Let $x_n(t) = t^n$, where $n \in \mathbb{N}$. Then $\Vert x_n \Vert = 1$ and $Tx_n(t) = x_n' (t) = nt^{n-1}$, so that $\Vert Tx_n \Vert = n$ and $\frac{\Vert Tx_n\Vert}{x_n}=n$.
The norm should be $\Vert T \Vert = \underset{\substack{x \in D(T) \\ x \neq 0}}{\sup} \frac{\Vert Tx\Vert}{\Vert x\Vert}$
Why is $\Vert x_n \Vert = 1$? Is there any good advice on how to think about taking the norm in function spaces to not get confused?
Happy new year!
Any polynomial can understood as a vector in a vector space. In this case the author implicitly chooses the monomial basis.

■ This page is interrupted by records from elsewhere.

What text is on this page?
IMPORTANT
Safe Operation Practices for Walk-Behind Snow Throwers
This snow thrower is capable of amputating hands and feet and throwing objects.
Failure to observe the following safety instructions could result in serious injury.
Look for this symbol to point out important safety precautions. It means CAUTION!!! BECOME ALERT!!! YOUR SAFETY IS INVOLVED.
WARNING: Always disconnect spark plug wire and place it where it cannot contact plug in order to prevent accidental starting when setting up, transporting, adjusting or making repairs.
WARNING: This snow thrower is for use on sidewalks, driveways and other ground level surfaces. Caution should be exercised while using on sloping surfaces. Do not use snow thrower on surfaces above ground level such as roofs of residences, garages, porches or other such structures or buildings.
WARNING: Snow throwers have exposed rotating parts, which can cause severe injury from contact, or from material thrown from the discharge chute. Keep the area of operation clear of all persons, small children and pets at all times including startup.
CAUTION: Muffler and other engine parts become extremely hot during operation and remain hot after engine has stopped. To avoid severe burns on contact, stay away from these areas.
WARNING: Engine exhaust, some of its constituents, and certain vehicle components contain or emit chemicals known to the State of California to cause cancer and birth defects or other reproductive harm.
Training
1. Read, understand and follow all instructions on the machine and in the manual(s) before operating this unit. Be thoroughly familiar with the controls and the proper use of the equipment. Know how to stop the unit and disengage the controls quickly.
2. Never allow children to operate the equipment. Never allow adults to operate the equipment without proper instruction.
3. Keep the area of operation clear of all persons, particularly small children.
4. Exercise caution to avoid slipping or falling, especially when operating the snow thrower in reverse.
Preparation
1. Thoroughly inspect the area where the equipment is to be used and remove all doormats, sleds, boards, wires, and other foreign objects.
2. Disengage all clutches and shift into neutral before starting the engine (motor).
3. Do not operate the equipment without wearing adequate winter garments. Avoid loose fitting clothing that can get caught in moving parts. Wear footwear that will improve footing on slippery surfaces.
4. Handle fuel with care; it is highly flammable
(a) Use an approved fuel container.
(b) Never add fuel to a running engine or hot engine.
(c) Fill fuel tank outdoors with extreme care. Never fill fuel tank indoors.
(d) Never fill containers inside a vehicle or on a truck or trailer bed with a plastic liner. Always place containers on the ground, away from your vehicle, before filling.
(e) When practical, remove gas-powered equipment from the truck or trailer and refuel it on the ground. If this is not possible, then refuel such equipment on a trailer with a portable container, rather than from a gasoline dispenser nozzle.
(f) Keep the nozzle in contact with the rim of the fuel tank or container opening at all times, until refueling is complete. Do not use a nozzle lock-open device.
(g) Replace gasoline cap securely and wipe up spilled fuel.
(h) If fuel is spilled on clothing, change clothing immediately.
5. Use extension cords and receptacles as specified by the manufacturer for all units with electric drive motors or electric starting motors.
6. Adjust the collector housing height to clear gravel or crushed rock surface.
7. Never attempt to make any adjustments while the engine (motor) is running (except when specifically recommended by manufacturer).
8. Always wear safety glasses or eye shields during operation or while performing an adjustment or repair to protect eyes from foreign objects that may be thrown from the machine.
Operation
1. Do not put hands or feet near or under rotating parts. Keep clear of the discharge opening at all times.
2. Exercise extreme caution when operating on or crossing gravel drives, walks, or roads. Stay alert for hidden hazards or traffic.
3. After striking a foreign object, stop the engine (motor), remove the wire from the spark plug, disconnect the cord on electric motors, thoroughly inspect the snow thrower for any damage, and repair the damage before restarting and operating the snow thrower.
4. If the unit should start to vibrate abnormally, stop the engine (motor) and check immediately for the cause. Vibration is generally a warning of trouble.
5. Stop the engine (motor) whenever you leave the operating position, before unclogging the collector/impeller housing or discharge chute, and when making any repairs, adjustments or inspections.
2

So with the basis $(x^n)_n$ the vector $x^n$ is a vector which $n+1$th component is 1 and every other component is zero. This vector trivially has norm 1. Since something like $(0, 0, .... , 0, 1, 0, 0, ...)$ represents your monomial over the monomial basis and is in fact a unit vector.
The derivative of that polynomial is $nx^{n-1}$ which is $n$ in the $n$th component and zero everywhere else. So if you were trying to pick a bound for this derivative operator working on the basis of monomial i could always find a polynomial of sufficiently large degree to violate your bound.
If you were to choose a different basis such as $(\frac{x^n}{n!})_n$ this would no longer hold. However the linear operator which changes basis from $(\frac{x^n}{n!})_n$ to $(x^n)_n$ would be unbounded instead.